Butler alcança grande sucesso ao trazer temas de bastante questionamento e que, em uma montagem narrativa paralela, também refletem alguns costumes seculares que ainda se mantêm presentes na sociedade contemporânea – afinal, ainda que em 1973 a escravidão já não existisse mais, Dana foi mantida indireta e psicologicamente em um patamar de aceitação mandatória frente aos desejos de Kevin que, quando contrariado, se transformava em um ser irritadiço e extremamente insuportável. A romancista mais uma vez busca sua identidade de obras anteriores para compor essa epopeia histórica: afastando-se do generalismo científico, ela traz o herói numa posição de sobrevivente, muitas vezes em uma situação de submissão vexatória e cuja posição é, em grande parte, marginalizada.

A questão racial obviamente é tratada como um dos motes principais – afinal, Dana é vista em uma posição quase humana ao mostrar-se inteligente, sábia e habilidosa com a escrita e com a leitura, representando tanto uma ameaça quanto um “presente” para a família Weylin.

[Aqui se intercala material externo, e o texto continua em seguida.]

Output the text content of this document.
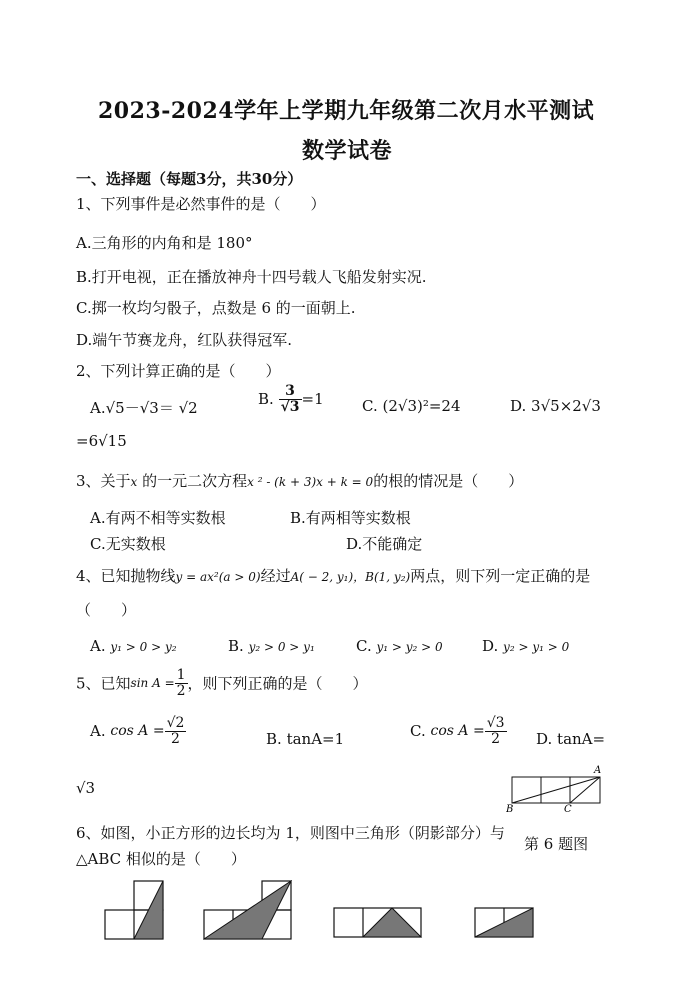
2023-2024学年上学期九年级第二次月水平测试
数学试卷
一、选择题（每题3分，共30分）
1、下列事件是必然事件的是（　　）
A.三角形的内角和是 180°
B.打开电视，正在播放神舟十四号载人飞船发射实况.
C.掷一枚均匀骰子，点数是 6 的一面朝上.
D.端午节赛龙舟，红队获得冠军.
2、下列计算正确的是（　　）
A.√5－√3＝ √2	B. $\frac{3}{√3} =1$	C. (2√3)²=24	D. 3√5×2√3
=6√15
3、关于x 的一元二次方程x ² - (k + 3)x + k = 0的根的情况是（　　）
A.有两不相等实数根	B.有两相等实数根
C.无实数根	D.不能确定
4、已知抛物线y = ax²(a > 0)经过A( − 2, y₁)，B(1, y₂)两点，则下列一定正确的是
（　　）
A. y₁ > 0 > y₂	B. y₂ > 0 > y₁	C. y₁ > y₂ > 0	D. y₂ > y₁ > 0
5、已知$\sin A = \frac{1}{2}$ ，则下列正确的是（　　）
A. $\cos A = \frac{√2}{2}$	B. tanA=1	C. $\cos A = \frac{√3}{2} D$. tanA=
√3
A
B	C
6、如图，小正方形的边长均为 1，则图中三角形（阴影部分）与
第 6 题图
△ABC 相似的是（　　）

Entretanto, mesmo sendo considerada como mais esperta, ela não está acostumada àquilo e até mesmo culpa-se por adotar o termo e por observar todos aqueles cruéis acontecimentos de modo passivo. As ramificações dessa análise são inúmeras e tão profundas, que é um trabalho difícil traduzir em explicações didáticas o poder que as palavras de Butler trazem para as páginas – e como cada construção tem a sua importância para chocar o leitor e possibilitar-lhe uma visão mais visceral e intimista dos horrores da escravidão.

A história tem como cenário a casa e os territórios adjacentes do patriarca da família, respaldado pelo apartamento que Dana e Kevin dividem no século XX. Mesmo com essa pouca expansão geográfica, a autora articula tão bem cada arco que nos sentimos em um labirinto interminável de tortura, luta e enfrentamento dos obstáculos sem cair na ruína da monotonia e da mesmice. Cada um dos atos é delineado com tamanha perfeição que, com exceção de alguns breves momentos em que parecemos ver o mesmo do mesmo, não podemos deixar de nos chocar com a atitude dos personagens, cuja catarse no leitor oscila o tempo todo entre ódio, amor, complacência e empatia. “É incrível como é fácil ceder à escravidão”, a protagonista devaneia em certo momento.

Kindred é uma obra-prima atemporal e histórica. Sua complexidade e sua envolvência são tão grandes que classificá-lo em determinado gênero é reduzi-lo a um centésimo de todo o potencial que apresenta – e nada disso seria possível sem a brilhante e criativa mente de uma das autoras que definitivamente será lembrada pela eternidade.